The Magnificent Seven DTs

The Vikings seem destined to select a defensive tackle with their first pick of the draft on April 26, but who are the likely candidates? We take a glance at the top seven.

There was a recurring line in the movie "Butch Cassidy and the Sundance Kid" that could accurately describe the Vikings' pursuit of a defensive tackle in the first round of this year's draft – "Who are those guys?"

With less than four weeks remaining until the draft, there are as many as seven defensive tackles that could go in the first round and, whether the Vikings remain at pick No. 7 or move down to acquire additional picks in the first round, defensive tackle remains the big question on everyone's mind. Who are those guys?

To many fans who follow the pro game and not the college game, these players are simply names on a piece of paper. As the draft nears, VU will break down all the Vikings' draft needs by position and give fans a detailed look at who's who on April 26-27. Until then, here's a short list of why the Magnificent Seven defensive tackles could make the 2003 draft the Year of the DT.

* Jimmy Kennedy, Penn State – a 6-4, 325-pound brickhouse that came to Penn State weighing 400 pounds. Viewed as the top DT in the draft but some insiders think he has the most potential of any of this year's crop to be a bust. Has good speed for his size, but consistency is a question. PROJECTION: Anywhere from Pick No. 3 to No. 7 (Vikings).

* Dewayne Robertson, Kentucky – At 6-1, 317, he's an ideal size-strength fit for the Vikings. A fourth-year junior, if he had gone back to Kentucky, he could be a top three pick next year. Great lower body strength, but struggles against players bigger than himself. PROJECTION: No. 7 to the Vikings.

* Kevin Williams, Oklahoma State – At 6-5, 304, he has the size and bulk that has seen his stock jump in the last month from a second rounder to the middle of the first round. Made his name at the Senior Bowl. Can play DT or DE. Good speed, but doesn't have the overpowering lower body strength teams are looking for if they want the next Warren Sapp. PROJECTION: Could go at No. 10 to Ravens or Seattle.
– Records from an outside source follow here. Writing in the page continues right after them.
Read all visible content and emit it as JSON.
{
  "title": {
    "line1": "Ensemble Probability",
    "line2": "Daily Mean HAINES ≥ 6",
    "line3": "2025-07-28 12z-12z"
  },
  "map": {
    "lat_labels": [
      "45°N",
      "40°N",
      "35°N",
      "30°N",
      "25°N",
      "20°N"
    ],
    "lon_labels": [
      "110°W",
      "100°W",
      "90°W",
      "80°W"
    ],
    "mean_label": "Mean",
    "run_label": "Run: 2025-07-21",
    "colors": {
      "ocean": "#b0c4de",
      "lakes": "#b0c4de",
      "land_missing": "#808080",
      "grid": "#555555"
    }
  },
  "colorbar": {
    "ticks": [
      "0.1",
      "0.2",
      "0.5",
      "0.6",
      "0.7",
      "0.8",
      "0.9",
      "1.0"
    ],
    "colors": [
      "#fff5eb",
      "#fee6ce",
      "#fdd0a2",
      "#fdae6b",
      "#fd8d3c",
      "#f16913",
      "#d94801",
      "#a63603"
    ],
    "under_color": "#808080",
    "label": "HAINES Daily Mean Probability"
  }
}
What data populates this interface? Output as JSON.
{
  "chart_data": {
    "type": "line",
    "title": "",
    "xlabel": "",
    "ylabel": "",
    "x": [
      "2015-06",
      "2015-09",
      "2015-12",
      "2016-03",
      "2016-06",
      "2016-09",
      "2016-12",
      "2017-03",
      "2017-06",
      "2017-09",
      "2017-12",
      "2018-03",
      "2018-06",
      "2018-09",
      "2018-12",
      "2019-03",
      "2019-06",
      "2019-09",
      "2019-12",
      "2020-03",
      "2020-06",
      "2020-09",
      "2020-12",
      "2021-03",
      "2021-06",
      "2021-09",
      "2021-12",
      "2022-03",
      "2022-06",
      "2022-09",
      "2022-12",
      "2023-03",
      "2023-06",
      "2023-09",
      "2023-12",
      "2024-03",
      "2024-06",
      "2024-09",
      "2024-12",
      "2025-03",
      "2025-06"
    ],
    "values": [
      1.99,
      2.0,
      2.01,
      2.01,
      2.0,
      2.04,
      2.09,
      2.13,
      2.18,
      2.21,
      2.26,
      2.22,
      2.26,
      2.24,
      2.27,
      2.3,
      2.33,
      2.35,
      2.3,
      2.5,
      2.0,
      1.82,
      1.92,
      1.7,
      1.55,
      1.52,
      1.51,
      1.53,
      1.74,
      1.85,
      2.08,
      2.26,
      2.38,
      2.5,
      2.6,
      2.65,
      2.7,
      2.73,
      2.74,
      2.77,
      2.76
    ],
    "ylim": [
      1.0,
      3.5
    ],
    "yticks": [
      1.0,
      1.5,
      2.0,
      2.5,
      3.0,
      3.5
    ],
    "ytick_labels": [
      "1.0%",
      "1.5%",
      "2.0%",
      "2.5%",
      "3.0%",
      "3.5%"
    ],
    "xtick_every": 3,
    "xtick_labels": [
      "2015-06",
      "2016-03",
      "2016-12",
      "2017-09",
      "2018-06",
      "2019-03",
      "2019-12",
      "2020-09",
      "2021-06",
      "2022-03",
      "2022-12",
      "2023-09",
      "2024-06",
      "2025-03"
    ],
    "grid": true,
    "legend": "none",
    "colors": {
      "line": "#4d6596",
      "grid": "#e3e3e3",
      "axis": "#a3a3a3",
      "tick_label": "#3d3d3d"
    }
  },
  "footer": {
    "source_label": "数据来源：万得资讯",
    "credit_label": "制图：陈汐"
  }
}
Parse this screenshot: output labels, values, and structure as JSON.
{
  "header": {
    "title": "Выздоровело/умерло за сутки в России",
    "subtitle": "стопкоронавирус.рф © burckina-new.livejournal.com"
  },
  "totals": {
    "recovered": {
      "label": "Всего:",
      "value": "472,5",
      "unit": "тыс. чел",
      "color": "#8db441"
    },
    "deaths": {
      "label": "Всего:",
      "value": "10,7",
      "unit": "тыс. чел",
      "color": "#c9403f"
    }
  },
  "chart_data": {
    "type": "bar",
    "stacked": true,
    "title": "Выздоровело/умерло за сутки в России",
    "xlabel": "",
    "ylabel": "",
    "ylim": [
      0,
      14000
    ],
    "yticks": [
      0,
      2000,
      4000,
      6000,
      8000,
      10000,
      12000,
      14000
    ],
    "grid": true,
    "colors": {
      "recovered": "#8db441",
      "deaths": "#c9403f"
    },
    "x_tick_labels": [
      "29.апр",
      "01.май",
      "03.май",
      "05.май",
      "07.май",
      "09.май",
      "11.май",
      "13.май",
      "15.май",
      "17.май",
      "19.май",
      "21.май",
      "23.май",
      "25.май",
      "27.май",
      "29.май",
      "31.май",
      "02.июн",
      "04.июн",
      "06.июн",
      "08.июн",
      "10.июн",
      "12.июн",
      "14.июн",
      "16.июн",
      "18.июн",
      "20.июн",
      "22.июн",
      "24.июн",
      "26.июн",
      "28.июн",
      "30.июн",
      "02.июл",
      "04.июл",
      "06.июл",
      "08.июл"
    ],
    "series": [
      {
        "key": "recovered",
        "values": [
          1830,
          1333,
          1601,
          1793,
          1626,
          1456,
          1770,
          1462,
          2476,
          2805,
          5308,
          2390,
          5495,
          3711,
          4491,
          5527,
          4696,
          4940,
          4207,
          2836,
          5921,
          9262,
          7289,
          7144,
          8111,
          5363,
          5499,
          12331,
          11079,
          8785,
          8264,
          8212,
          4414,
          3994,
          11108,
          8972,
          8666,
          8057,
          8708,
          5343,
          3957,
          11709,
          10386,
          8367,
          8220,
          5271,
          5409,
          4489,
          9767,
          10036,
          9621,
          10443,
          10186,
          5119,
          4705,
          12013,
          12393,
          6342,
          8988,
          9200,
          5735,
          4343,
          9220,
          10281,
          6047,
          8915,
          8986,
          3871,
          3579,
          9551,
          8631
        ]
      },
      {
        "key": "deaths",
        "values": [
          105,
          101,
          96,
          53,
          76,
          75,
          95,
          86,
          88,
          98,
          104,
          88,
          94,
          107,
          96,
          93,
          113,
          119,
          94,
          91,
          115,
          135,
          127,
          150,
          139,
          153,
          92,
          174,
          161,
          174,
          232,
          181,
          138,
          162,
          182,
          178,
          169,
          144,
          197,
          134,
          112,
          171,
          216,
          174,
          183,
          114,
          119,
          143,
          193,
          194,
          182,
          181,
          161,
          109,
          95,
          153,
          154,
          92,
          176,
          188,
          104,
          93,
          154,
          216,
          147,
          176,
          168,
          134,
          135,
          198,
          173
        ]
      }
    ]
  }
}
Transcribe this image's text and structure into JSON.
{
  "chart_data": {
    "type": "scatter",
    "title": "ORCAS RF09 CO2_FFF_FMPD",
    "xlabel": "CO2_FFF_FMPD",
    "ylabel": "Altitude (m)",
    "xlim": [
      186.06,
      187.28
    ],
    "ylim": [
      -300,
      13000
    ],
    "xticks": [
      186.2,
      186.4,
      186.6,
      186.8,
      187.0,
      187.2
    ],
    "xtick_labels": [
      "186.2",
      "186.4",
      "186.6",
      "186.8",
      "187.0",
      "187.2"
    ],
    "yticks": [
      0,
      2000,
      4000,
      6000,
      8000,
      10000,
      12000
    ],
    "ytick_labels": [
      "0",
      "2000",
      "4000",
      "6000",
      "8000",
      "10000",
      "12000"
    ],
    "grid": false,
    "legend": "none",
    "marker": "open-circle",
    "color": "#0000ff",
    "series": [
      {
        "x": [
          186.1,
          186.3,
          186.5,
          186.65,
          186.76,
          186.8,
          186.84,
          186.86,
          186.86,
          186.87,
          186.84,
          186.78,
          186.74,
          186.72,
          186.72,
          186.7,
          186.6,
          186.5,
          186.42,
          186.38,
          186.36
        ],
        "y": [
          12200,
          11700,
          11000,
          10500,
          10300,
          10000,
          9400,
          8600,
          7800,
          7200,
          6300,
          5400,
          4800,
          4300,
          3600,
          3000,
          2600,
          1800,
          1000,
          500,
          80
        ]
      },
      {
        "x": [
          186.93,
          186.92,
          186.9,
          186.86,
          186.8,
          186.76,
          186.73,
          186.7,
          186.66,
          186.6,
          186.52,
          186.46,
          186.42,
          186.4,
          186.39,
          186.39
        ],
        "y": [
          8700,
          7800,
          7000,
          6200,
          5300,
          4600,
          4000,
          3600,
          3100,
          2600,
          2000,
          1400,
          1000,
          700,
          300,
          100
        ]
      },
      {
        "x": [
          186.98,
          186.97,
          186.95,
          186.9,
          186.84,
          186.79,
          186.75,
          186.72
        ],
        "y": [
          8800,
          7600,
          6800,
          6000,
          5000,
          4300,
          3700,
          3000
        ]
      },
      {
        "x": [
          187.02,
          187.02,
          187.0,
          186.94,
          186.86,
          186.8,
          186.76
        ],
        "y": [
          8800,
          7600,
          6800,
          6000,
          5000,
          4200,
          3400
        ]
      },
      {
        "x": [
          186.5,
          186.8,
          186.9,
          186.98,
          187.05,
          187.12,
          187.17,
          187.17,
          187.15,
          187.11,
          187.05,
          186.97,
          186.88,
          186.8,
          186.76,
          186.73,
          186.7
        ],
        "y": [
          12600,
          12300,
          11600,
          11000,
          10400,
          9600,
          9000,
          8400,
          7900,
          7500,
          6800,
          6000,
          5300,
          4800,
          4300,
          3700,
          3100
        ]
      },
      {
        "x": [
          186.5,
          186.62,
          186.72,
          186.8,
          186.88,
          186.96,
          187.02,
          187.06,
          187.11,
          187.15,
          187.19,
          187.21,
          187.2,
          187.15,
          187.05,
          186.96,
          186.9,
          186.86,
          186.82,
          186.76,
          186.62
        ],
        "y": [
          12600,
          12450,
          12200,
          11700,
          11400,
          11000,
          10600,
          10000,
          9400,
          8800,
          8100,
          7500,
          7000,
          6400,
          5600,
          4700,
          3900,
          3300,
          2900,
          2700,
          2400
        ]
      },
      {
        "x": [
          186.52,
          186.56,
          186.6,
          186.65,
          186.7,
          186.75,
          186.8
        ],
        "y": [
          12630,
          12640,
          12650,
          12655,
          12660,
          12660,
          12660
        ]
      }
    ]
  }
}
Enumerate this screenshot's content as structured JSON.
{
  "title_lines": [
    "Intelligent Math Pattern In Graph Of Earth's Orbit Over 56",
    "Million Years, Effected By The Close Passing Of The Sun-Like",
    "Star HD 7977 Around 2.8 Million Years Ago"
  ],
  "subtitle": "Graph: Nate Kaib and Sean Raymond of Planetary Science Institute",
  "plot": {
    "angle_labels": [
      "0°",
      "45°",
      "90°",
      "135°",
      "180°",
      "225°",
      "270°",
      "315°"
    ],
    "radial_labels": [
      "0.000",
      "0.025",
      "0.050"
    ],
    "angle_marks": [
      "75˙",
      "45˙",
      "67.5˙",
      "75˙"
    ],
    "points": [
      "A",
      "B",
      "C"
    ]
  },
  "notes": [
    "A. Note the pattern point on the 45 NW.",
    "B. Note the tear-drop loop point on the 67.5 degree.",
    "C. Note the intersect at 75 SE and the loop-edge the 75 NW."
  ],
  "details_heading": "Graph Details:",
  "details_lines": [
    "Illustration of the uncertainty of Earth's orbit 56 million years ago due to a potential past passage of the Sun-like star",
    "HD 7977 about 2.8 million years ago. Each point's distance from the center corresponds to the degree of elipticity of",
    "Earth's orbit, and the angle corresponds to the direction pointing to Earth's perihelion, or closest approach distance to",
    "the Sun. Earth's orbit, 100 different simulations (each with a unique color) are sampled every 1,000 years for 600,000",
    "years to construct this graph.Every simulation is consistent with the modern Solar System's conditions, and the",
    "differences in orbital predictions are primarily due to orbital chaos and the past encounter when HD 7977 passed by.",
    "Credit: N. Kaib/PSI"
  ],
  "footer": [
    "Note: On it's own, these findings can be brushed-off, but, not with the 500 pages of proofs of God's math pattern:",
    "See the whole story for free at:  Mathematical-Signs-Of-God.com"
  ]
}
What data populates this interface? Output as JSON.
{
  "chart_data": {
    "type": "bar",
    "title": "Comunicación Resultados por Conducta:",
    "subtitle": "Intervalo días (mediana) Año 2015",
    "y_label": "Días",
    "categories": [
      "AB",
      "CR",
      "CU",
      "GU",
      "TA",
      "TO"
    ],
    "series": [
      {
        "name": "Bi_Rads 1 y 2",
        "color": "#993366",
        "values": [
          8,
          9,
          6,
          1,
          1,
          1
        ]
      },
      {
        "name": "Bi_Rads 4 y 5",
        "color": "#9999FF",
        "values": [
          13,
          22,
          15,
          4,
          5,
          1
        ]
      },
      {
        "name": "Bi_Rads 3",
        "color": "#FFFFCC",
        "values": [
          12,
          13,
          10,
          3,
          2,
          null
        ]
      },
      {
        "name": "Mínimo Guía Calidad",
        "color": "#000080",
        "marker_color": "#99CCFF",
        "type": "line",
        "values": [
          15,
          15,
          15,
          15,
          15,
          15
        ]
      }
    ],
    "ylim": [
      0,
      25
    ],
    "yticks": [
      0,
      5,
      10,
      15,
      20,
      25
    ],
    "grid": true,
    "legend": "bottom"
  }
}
* William Joseph, Miami – At 6-5, 308, he started every game of his four-year college career. Is a solid run stuffer and pass rusher whose durability is his selling point. Has been compared to Sapp since they played at Miami, but pales by comparison. Is a little lazy in the eyes of some scouts, but has great upside potential if harnessed. PROJECTION: Likely won't make it past the Jets or Patriots at Nos. 13-14.

* Johnathan Sullivan, Georgia – A 6-3, 313 – The DT wildcard, he could jump ahead of Williams and Joseph or stay here. A third-year junior who was a three-year starter for the Bulldogs. Very good strength, but complaint on him is that he is slow off the snap. PROJECTION: If Jets and Pats keep their picks at 13-14, he will likely be one of the two DTs taken with those picks.

* Rien Long, Washington State – He's 6-6, 302 and has become the darling of the St. Paul print media, who seem to be acting as his agent – promoting him as the Vikings' pick at No. 7. The problem with that is simple. While he has the height and quickness to be a star, the Vikings want a fireplug with lower body strength and bulk to play next to Chris Hovan. He has neither. PROJECTION: Likely to go late in the first round with teams like the Colts and Giants looking at him seriously.

* Ty Warren, Texas A&M – At 6-5, 307, he would be a top DT in other years. He can play DE in a 3-4 or DT or nose tackle in a 4-3. Has strength to burn, but isn't overly fast or aggressive. PROJECTION: Likely to go late in the first round or very early in the second round and could be a steal for teams that have been forced to watch other DTs go off the board while waiting their turn.